I'm loving the BBC series Russia: A Journey with Jonathan Dimbleby. A journey across ten thousands miles of Russia that started in Murmansk and then follows Dimbleby to the other side of the country. It's being lauded as a landmark production, and the quality of the programming is without doubt. It's also great to see Russia and Russians up close in such detail. This is a country where the language needs a whole book (or maybe two) to list all the ways of saying 'to go', and where a real journey isn't just a journey but a, untranslatable, puteshestvie. You need to travel Russia to really see it and to really appreciate it.
My own travel in Russia has been limited - I've wanted to take the Trans-Siberian or Trans-Mongolian across the country but to date my train journeys have been much shorter. I lived in St Petersburg for a few months once and we often travelled to Moscow for weekends by train. Usually sharing benches or bunks with Russian military who wanted to do little more than drink the night away. Great for my Russian (and for my vodka drinking skills!) but the last time I took the trip I did it in a different style.
At least ten trains travel between Moscow and St Petersburg every night and they are almost always all full. The premium choice is train number 001/001 - the Red Arrow (Krasnaya strela, Красная стрела). We boarded this sleek train shortly before midnight at the the Leningradskii Station in Moscow. We were welcomed by a friendly provodnitsa with blankets, a breakfast boxand to take our drinks requests. A band plays us off as we leave the station, and we down vodka - this time in official Russian Railways glasses, not direct from the bottle of a drunken soldier next to me.
The train has everything you need - restaurant, bar, samovar for hot water. And if you're in one of the new deluxe cabins you even get a DVD and entertainment system. Or you can just settle back and enjoy the eight hour journey across European Russia to St Petersburg. Although don't miss all the excitement. The Russians enjoy journeys and the train is alive with drunkards playing cards and drinking vodka, families moving house, grandmas going back home from a visit to the capital, businessmen off for a day's work and then young people - here to have fun away from home. Just wander up and down the train to soak up the vibrancy, or settle down in the bar and let the vibrancy come to you.

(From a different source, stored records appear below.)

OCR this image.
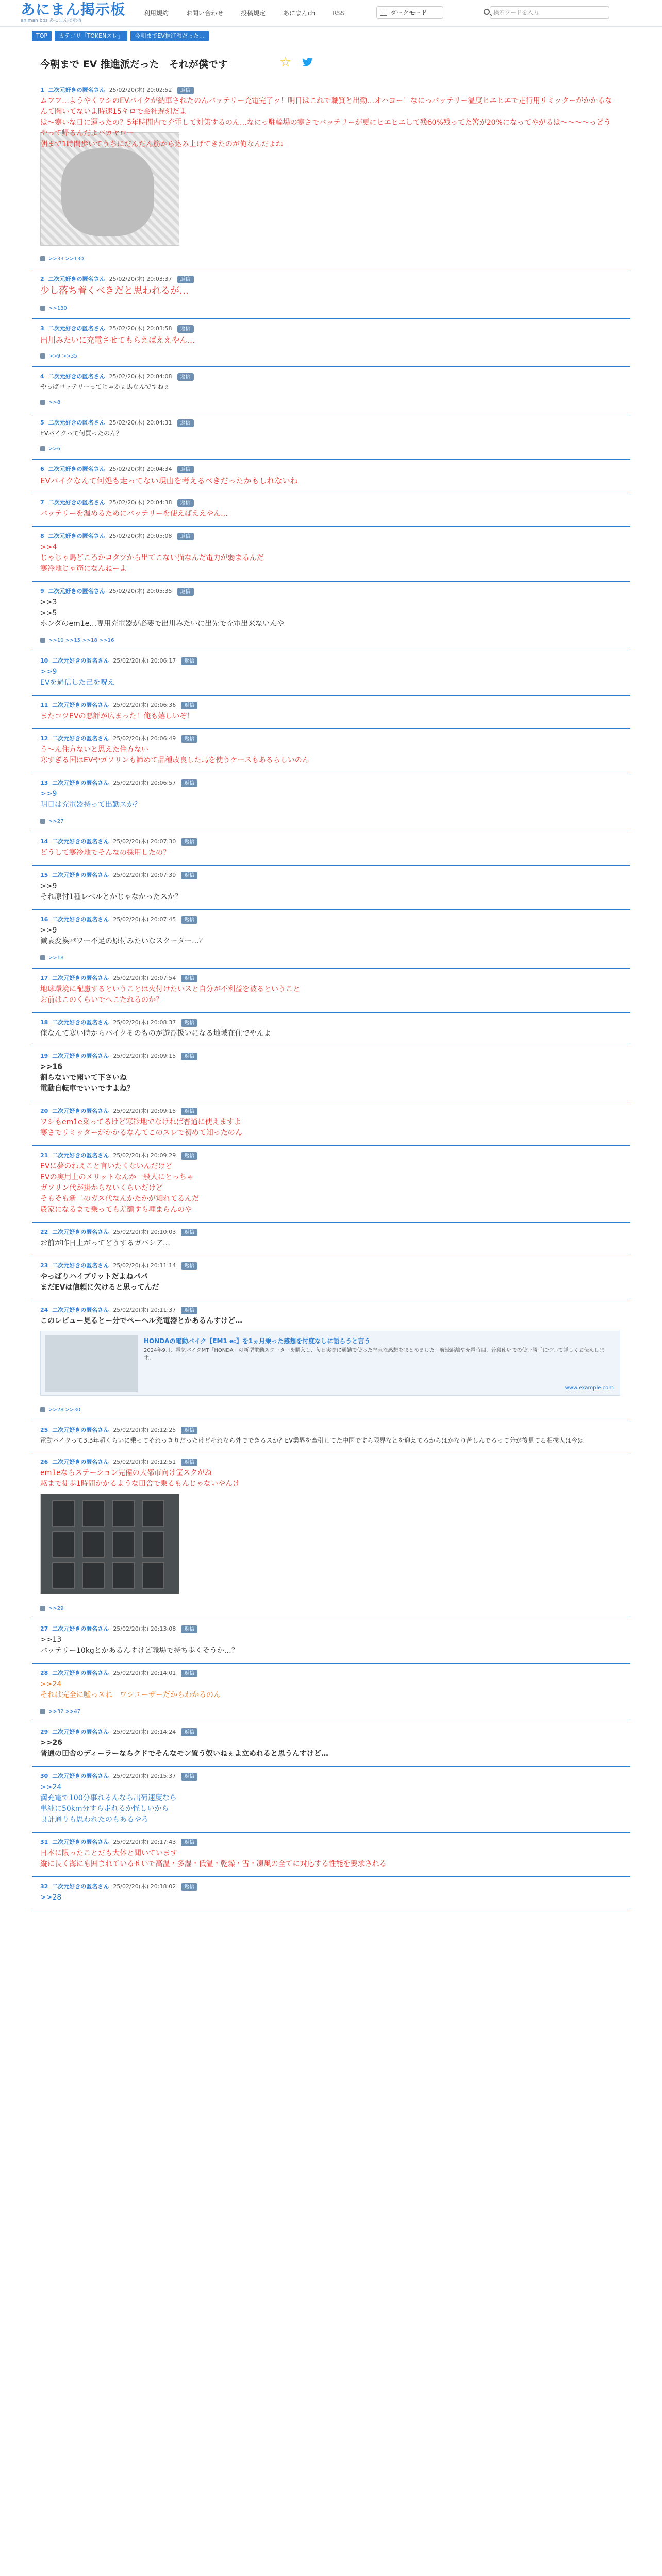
あにまん掲示板
animan bbs あにまん掲示板
利用規約	お問い合わせ	投稿規定	あにまんch	RSS	ダークモード	検索ワードを入力
TOP	カテゴリ「TOKENスレ」	今朝までEV推進派だった…
今朝まで EV 推進派だった　それが僕です	☆
1 二次元好きの匿名さん 25/02/20(木) 20:02:52 返信
ムフフ…ようやくワシのEVバイクが納車されたのんバッテリー充電完了ッ！明日はこれで職質と出勤…オハヨー！なにっバッテリー温度ヒエヒエで走行用リミッターがかかるなんて聞いてないよ時速15キロで会社遅刻だよ
は〜寒いな日に運ったの？5年時間内で充電して対策するのん…なにっ駐輪場の寒さでバッテリーが更にヒエヒエして残60%残ってた筈が20%になってやがるは〜〜〜〜っどうやって帰るんだよバカヤロー
朝まで1時間歩いてうちにだんだん筋から込み上げてきたのが俺なんだよね
>>33 >>130
2 二次元好きの匿名さん 25/02/20(木) 20:03:37 返信
少し落ち着くべきだと思われるが…
>>130
3 二次元好きの匿名さん 25/02/20(木) 20:03:58 返信
出川みたいに充電させてもらえばええやん…
>>9 >>35
4 二次元好きの匿名さん 25/02/20(木) 20:04:08 返信
やっぱバッテリーってじゃかぁ馬なんですねぇ
>>8
5 二次元好きの匿名さん 25/02/20(木) 20:04:31 返信
EVバイクって何買ったのん？
>>6
6 二次元好きの匿名さん 25/02/20(木) 20:04:34 返信
EVバイクなんて何処も走ってない現由を考えるべきだったかもしれないね
7 二次元好きの匿名さん 25/02/20(木) 20:04:38 返信
バッテリーを温めるためにバッテリーを使えばええやん…
8 二次元好きの匿名さん 25/02/20(木) 20:05:08 返信
>>4
じゃじゃ馬どころかコタツから出てこない猫なんだ電力が弱まるんだ
寒冷地じゃ筋になんねーよ
9 二次元好きの匿名さん 25/02/20(木) 20:05:35 返信
>>3
>>5
ホンダのem1e…専用充電器が必要で出川みたいに出先で充電出来ないんや
>>10 >>15 >>18 >>16
10 二次元好きの匿名さん 25/02/20(木) 20:06:17 返信
>>9
EVを過信した己を呪え
11 二次元好きの匿名さん 25/02/20(木) 20:06:36 返信
またコツEVの悪評が広まった！俺も嬉しいぞ！
12 二次元好きの匿名さん 25/02/20(木) 20:06:49 返信
う〜ん住方ないと思えた住方ない
寒すぎる国はEVやガソリンも諦めて品種改良した馬を使うケースもあるらしいのん
13 二次元好きの匿名さん 25/02/20(木) 20:06:57 返信
>>9
明日は充電器持って出勤スか？
>>27
14 二次元好きの匿名さん 25/02/20(木) 20:07:30 返信
どうして寒冷地でそんなの採用したの？
15 二次元好きの匿名さん 25/02/20(木) 20:07:39 返信
>>9
それ原付1種レベルとかじゃなかったスか？
16 二次元好きの匿名さん 25/02/20(木) 20:07:45 返信
>>9
減衰変換パワー不足の原付みたいなスクーター…？
>>18
17 二次元好きの匿名さん 25/02/20(木) 20:07:54 返信
地球環境に配慮するということは火付けたいスと自分が不利益を被るということ
お前はこのくらいでへこたれるのか？
18 二次元好きの匿名さん 25/02/20(木) 20:08:37 返信
俺なんて寒い時からバイクそのものが遊び扱いになる地域在住でやんよ
19 二次元好きの匿名さん 25/02/20(木) 20:09:15 返信
>>16
割らないで聞いて下さいね
電動自転車でいいですよね？
20 二次元好きの匿名さん 25/02/20(木) 20:09:15 返信
ワシもem1e乗ってるけど寒冷地でなければ普通に使えますよ
寒さでリミッターがかかるなんてこのスレで初めて知ったのん
21 二次元好きの匿名さん 25/02/20(木) 20:09:29 返信
EVに夢のねえこと言いたくないんだけど
EVの実用上のメリットなんか一般人にとっちゃ
ガソリン代が掛からないくらいだけど
そもそも新二のガス代なんかたかが知れてるんだ
農家になるまで乗っても差額すら埋まらんのや
22 二次元好きの匿名さん 25/02/20(木) 20:10:03 返信
お前が昨日上がってどうするガバシア…
23 二次元好きの匿名さん 25/02/20(木) 20:11:14 返信
やっぱりハイブリットだよねパパ
まだEVは信頼に欠けると思ってんだ
24 二次元好きの匿名さん 25/02/20(木) 20:11:37 返信
このレビュー見るとー分でペーヘル充電器とかあるんすけど…
HONDAの電動バイク【EM1 e:】を1ヵ月乗った感想を忖度なしに語らうと言う
2024年9月、電気バイクMT「HONDA」の新型電動スクーターを購入し、毎日実際に通勤で使った率直な感想をまとめました。航続距離や充電時間、普段使いでの使い勝手について詳しくお伝えします。
www.example.com
>>28 >>30
25 二次元好きの匿名さん 25/02/20(木) 20:12:25 返信
電動バイクって3.3年超くらいに乗ってそれっきりだったけどそれなら外でできるスか？EV業界を牽引してた中国ですら限界なとを迎えてるからはかなり苦しんでるって分が後見てる相撲人は今は
26 二次元好きの匿名さん 25/02/20(木) 20:12:51 返信
em1eならステーション完備の大都市向け筐スクがね
駆まで徒歩1時間かかるような田舎で乗るもんじゃないやんけ
>>29
27 二次元好きの匿名さん 25/02/20(木) 20:13:08 返信
>>13
バッテリー10kgとかあるんすけど職場で持ち歩くそうか…？
28 二次元好きの匿名さん 25/02/20(木) 20:14:01 返信
>>24
それは完全に嘘っスね　ワシユーザーだからわかるのん
>>32 >>47
29 二次元好きの匿名さん 25/02/20(木) 20:14:24 返信
>>26
普通の田舎のディーラーならクドでそんなモン置う奴いねぇよ立めれると思うんすけど…
30 二次元好きの匿名さん 25/02/20(木) 20:15:37 返信
>>24
満充電で100分事れるんなら出荷速度なら
単純に50km分すら走れるか怪しいから
良計通りも思われたのもあるやろ
31 二次元好きの匿名さん 25/02/20(木) 20:17:43 返信
日本に限ったことだも大体と聞いています
縦に長く海にも囲まれているせいで高温・多湿・低温・乾燥・雪・凍風の全てに対応する性能を要求される
32 二次元好きの匿名さん 25/02/20(木) 20:18:02 返信
>>28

You arrive next morning in St Petersburg - a truly beautiful city in a way Moscow never was and never could be. Be warned though: the Moskovskii station at St Petersburg has a chilly wind blowing through it's tall communist-design at the best of times, and in winter months leaving the warm and homely train will probably be a struggle.
You don't need to buy train tickets in advance. In fact the prices quoted on sites that sell tickets to westerners seem extortionate. If you turn up the day before and are either not too fixed on a certain train, or are buying the more expensive tickets, then you will be able to buy them direct from the station at Moscow or St Petersburg. You'll need some Russian (or to have written down what you want on paper) to get what you want and the staff aren't renowned for their politeness. But a bit of persistence and you'll get what you came for. You may also have visa problems - technically you need a stamp covering your entire stay and you won't get one on the train. Don't worry though - most visa agencies abroad, and many hotels in Russia, will sort this out for you.
These hassles aside, the real Russian travel experience begins at the station so join the locals on their puteshestvie.